Del Corredor de la Muerte
Se ha abierto un corredor humanitario para socorrer al Líbano, porque ya Israel abrió el corredor de la muerte. Del polvo al polvo, es la consigna del primer ministro de Israel, Ehud Olmert. No todos los caminos conducen a una solución viable y menos a Roma. Quedó comprobado con la reciente reunión donde nada se acordó. Arabia Saudita donó 1.500 millones de dólares para el Líbano y 230 millones para Palestina. Estados Unidos destinó 30 millones para el Líbano. Son más de 2.500 millones de dólares los daños en esta feroz devastación de mísiles, metralla, bombas y tanques que barren el Líbano. Los ciegos y sordos cristales de la ONU, estallarán en mil pedazos, si la guerra del Medio Oriente se extiende o se incorpora Al Qaeda como acaba de anunciar su segundo líder. La sola convocatoria de 30 mil reservistas de Israel, nos da una idea de las posibilidades de ampliación de este conflicto y del tiempo que durará.
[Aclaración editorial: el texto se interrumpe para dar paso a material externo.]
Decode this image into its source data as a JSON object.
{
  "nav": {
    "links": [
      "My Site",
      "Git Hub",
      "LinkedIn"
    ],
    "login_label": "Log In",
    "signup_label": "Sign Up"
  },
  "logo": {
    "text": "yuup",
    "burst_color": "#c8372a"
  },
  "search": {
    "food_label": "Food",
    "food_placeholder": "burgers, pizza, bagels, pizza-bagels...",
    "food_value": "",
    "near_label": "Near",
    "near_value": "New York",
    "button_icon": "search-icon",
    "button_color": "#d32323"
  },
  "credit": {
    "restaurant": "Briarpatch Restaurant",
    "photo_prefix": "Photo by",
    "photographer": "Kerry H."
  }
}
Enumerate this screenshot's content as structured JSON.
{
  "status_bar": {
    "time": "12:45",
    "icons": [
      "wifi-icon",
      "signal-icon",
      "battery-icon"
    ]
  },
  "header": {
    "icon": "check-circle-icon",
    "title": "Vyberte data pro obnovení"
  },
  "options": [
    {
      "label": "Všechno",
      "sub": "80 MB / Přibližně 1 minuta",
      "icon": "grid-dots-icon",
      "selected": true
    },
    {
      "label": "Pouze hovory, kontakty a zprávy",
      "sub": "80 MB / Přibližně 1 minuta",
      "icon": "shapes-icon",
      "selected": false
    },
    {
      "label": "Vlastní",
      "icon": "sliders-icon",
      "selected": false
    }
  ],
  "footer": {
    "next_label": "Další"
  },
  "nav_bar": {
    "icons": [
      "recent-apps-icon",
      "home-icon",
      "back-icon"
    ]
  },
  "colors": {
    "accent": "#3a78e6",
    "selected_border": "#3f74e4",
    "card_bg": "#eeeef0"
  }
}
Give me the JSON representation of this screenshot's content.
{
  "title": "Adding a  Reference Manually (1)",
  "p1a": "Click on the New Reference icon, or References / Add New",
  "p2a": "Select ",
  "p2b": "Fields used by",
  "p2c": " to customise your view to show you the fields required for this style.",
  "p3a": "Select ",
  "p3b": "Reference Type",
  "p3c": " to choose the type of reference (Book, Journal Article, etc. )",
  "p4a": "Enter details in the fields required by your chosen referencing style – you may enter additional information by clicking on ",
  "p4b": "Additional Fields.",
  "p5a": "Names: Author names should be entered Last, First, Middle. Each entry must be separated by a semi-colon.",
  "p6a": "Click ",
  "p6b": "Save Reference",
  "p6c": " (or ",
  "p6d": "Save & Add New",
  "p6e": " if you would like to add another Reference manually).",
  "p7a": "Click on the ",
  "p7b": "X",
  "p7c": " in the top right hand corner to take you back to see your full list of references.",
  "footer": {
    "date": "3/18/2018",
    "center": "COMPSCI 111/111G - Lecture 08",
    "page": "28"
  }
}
Aunque Israel se mueve en un zigzag, de acuerdo con el desarrollo de los acontecimientos y la resistencia feroz de Hizbolá, como las advertencias de Irán y Siria. El Líbano es la boca del lobo, pero el lobo está en todas partes. Israel ha pedido dos semanas para terminar su trabajo (sic).

Del epilogar Sur
El Sur es cada día más el Sur. Los países del Sur miran hacia el Sur. Eso fue Córdoba con la reunión de presidentes: visión Sur. La mirada Sur es notoria. Integrar al Sur desde el Sur. Se habla de la creación de un Banco entre Venezuela, Argentina, Brasil, los países del MERCOSUR. Acciones impensadas hace algunos años. Son más lo que eran menos. Son del Sur, sin embargo todos. Y está por ver que pasos da el país más exitoso macro económicamente, Chile, que se ha integrado a la globalización, pero no al Sur. Es una asignatura pendiente, que quedó flotando en Córdoba. Pero soplan vientos Sur en el Sur.

Silvia Banfield | 01 de agosto de 2006

Comentarios

  1. Balabasquer
    2006-08-08 05:48

    La pregunta es:
    ¿Cómo es todo esto posible?
    Si la mayoría de los ciudadanos está moralmente en contra de esa sin razón y si esa mayoría, resulta que está representada democráticamente por los promotores de esa barbarie.
    ¿Qué es lo que falla?
    Alguna idea tengo, pero la paradoja es dramática y enigmática.
    Otra pregunta sería:
    ¿Qué podemos hacer la mayoría de los ciudadanos?